Catalytic oxidation of graphite by iridium and rhodium

Abstract

Controlled atmosphere electron microscopy has been used to investigate the catalytic influence of iridium and rhodium on the graphite-oxygen reaction. Both systems were found to exhibit a similar behavioral pattern. As the temperature was raised, the initial catalytic action was followed by a short period of inactivity before a second, more intense catalytic attack occurred at temperatures >1000 °C. It is probable that the two activity regions correspond to the existence of oxides, IrO 2 and Rh 2O 3 at the lower temperatures and the respective metals at temperatures >1000 °C. This pattern is quite different than that found for platinum and palladium, which are present in the metallic state throughout the gasification sequence and as a consequence exhibit only a single continuous catalytic action on the graphite-oxygen reaction.
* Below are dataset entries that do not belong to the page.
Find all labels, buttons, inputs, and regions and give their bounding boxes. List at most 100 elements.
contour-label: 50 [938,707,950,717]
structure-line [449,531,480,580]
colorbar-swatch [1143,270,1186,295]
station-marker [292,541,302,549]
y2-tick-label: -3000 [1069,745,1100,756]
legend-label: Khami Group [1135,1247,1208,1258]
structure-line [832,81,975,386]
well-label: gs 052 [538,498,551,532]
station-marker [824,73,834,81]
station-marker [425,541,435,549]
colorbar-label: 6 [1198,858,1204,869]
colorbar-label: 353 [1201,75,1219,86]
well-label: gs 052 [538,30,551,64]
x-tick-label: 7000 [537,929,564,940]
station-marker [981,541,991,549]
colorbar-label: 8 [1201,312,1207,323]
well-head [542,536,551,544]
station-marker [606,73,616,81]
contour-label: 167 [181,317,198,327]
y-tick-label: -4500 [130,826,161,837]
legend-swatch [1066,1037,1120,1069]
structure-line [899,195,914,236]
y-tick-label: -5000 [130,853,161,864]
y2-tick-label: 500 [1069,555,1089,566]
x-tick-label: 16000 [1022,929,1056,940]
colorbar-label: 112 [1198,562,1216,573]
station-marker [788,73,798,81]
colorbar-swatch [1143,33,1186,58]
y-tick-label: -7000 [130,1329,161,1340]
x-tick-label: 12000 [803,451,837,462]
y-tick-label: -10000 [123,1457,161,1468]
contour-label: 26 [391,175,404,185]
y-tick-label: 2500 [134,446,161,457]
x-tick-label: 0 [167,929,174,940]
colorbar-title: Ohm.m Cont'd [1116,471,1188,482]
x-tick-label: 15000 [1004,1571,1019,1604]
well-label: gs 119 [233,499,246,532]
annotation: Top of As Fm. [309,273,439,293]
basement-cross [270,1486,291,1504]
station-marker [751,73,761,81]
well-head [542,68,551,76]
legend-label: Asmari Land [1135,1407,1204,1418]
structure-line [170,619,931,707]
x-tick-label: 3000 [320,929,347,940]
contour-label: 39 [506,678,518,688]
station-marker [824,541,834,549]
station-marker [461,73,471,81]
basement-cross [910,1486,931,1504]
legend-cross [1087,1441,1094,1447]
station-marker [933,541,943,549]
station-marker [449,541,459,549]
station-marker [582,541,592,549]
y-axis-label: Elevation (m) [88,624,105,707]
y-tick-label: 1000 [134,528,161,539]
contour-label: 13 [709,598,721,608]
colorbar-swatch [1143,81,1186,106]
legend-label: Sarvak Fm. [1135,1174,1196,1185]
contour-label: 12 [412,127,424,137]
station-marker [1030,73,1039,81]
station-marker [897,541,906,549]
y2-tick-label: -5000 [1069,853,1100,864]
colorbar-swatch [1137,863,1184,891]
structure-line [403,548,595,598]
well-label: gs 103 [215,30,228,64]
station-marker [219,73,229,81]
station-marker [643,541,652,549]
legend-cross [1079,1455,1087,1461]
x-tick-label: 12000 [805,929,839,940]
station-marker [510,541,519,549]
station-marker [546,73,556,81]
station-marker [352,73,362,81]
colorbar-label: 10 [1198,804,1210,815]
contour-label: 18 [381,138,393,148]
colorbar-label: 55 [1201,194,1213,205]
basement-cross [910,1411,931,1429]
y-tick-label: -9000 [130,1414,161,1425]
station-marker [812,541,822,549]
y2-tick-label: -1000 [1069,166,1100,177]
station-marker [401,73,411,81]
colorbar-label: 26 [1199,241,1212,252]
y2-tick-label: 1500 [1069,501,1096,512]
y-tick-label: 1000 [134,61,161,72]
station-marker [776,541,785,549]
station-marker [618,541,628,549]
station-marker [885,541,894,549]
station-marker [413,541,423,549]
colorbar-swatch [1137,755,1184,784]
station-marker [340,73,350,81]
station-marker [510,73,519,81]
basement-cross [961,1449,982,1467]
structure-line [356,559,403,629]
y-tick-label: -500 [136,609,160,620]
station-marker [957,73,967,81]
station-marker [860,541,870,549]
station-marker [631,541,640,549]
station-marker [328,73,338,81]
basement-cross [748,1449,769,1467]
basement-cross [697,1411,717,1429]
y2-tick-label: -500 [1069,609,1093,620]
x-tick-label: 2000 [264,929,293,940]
Another aspect revealed from these experiments is the manner by which iridium and rhodium particles supported on graphite sinter in an oxidizing environment. Atomic migration accounts for the growth of inactive particles below the Tammann temperature for the metal (1110 °C for iridium; 910 °C for rhodium); above this temperature the overriding mode of growth is via particle migration. Particle mobility on graphite can occur below the Tammann temperature as the catalytic channeling action induces motion into active particles.